Francis Perrin, directeur de recherche à l'IRIS, spécialiste des questions d'hydrocarbure.
 
L'enjeu pour le Sénégal est de constituer un vrai secteur national sur l'exploitation des hydrocarbures. Le pays va devoir monter en compétences pour pouvoir exploiter lui même ses ressources gazières et pétrolières. 
 
Pour démontrer une bonne utilisation de la manne pétrolière, il faudra que le Sénégal investisse. Le pays doit être capable de former des ingénieurs, des ouvriers qualifiés, avoir des entreprises capables d'extraire et de vendre. Cette montée en compétences aura des retombées pour l'économie sénégalaise et un impact positif sur le niveau de vue des populations. Il faudra créer des compétences sénégalaises et ne pas se fier seulement au savoir faire des entreprises étrangères.  L'ancien pouvoir, celui de Macky Sall en avait conscience et c'est pour cela que le Sénégal a créé un Institut national du pétrole.
 
TV5MONDE  : Le nouveau pouvoir au Sénégal entend renégocier les contrats gaziers et pétroliers avec les grands acteurs du secteur. Est-ce réalisable ? 
 
L'actuel pouvoir au Sénégal a construit son programme économique sur une logique souverainiste.

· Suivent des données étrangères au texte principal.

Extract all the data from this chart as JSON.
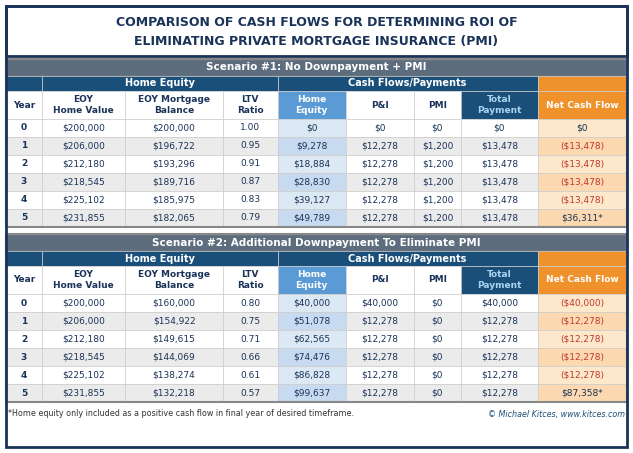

Et il est vrai que l'exploitation des champs pétroliers et gaziers est pour l'instant rendue surtout possible par l'investissement de sociétés étrangères et non nationales. Petrosen, société sénégalaise, est certe présente. Mais l'entreprise nationale reste minoritaire dans l'exploitation de ces gisements gaziers et pétroliers.
 
Woodside Energy, compagnie pétrolière australienne, a investi plusieurs milliards de dollars dans l'exploitation du champ de Sangomar dont elle possède 82% des droits. Le projet gazier est également porté par deux grands acteurs internationaux, BP et Cismos Energy. 
 
Le nouveau pouvoir sénégalais entend effectivement renégocier les contrats mais ces contrats viennent de rentrer en exploitation ou vont être exploités prochainement. Les grandes sociétés étrangères ont déjà investi plusieurs milliards de dollars pour lancer l'exploitation de ces gisements. Une demande de renégociation dans ce contexte aura peu de chances d'aboutir juridiquement notamment si ces compagnies font appel à un arbitrage international.  Pour pouvoir renégocier le nouveau pouvoir doit s'y prendre un peu plus en amont. 
 
Le meilleur moyen pour le Sénégal de s'affranchir de ces grandes entreprises internationales est de monter en compétence et ainsi faire émerger des acteurs nationaux capables de remplacer ces grandes entreprises étrangères.